THE CURIOUS CASE OF CHASTITY FRAUD: Yahoo News

reports:
Like a used car, must a groom take his bride "as is" – with no warranty implied as to the woman's chastity?

That was the question at the heart of a legal case that recently worked its way through the French courts.

The drama began on a Muslim couple's wedding night. Apparently, the bride wasn't the virgin the groom thought she was. He immediately brought suit to annul the marriage on the grounds that his wife's virginity was an essential condition of the marriage. French contract law states that if one of the parties to a contract is mistaken as to some essential element, then the contract is void.

The question was whether the woman's virginity was an essential element of the marriage contract.
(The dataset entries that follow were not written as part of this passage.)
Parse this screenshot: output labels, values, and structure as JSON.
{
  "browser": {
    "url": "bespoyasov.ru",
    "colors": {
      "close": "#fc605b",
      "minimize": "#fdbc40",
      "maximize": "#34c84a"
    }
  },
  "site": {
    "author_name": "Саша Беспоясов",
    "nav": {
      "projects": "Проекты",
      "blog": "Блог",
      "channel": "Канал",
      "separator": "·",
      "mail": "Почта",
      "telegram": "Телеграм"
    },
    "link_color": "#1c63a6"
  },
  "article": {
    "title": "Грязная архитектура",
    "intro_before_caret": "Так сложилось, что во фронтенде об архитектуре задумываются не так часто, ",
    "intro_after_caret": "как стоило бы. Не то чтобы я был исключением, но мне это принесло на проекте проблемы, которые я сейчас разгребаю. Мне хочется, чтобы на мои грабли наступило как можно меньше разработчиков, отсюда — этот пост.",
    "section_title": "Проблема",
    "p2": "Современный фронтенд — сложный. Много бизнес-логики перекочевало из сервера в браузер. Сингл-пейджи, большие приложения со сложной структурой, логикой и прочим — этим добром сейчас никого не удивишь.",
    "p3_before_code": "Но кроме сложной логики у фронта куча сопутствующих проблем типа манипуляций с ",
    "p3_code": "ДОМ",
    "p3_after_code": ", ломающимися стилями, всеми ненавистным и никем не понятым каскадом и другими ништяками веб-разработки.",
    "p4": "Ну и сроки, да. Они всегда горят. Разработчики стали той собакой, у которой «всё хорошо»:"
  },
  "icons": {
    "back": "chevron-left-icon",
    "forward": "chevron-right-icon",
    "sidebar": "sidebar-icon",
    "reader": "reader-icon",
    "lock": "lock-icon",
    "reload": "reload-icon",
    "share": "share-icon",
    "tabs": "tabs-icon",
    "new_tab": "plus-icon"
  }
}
If it was, then the contract could be annulled. If it was not, then the couple was validly married.

As neither party objected, the trial judge saw no harm in granting the annulment. He failed to foresee the media storm that would ensue. Prominent members of the French government, including the dynamic minister of justice, Rachida Dati, were outraged. She ordered the government to intervene and appeal the decision. ...

The government argued that the wife's virginity was not an essential condition because her unchaste past has no effect on married life. The judges agreed. Even if she had lied, they said, it did not matter, as a woman's lies about her past love affairs are not matters essential to her married life. In short, a woman's past is her own.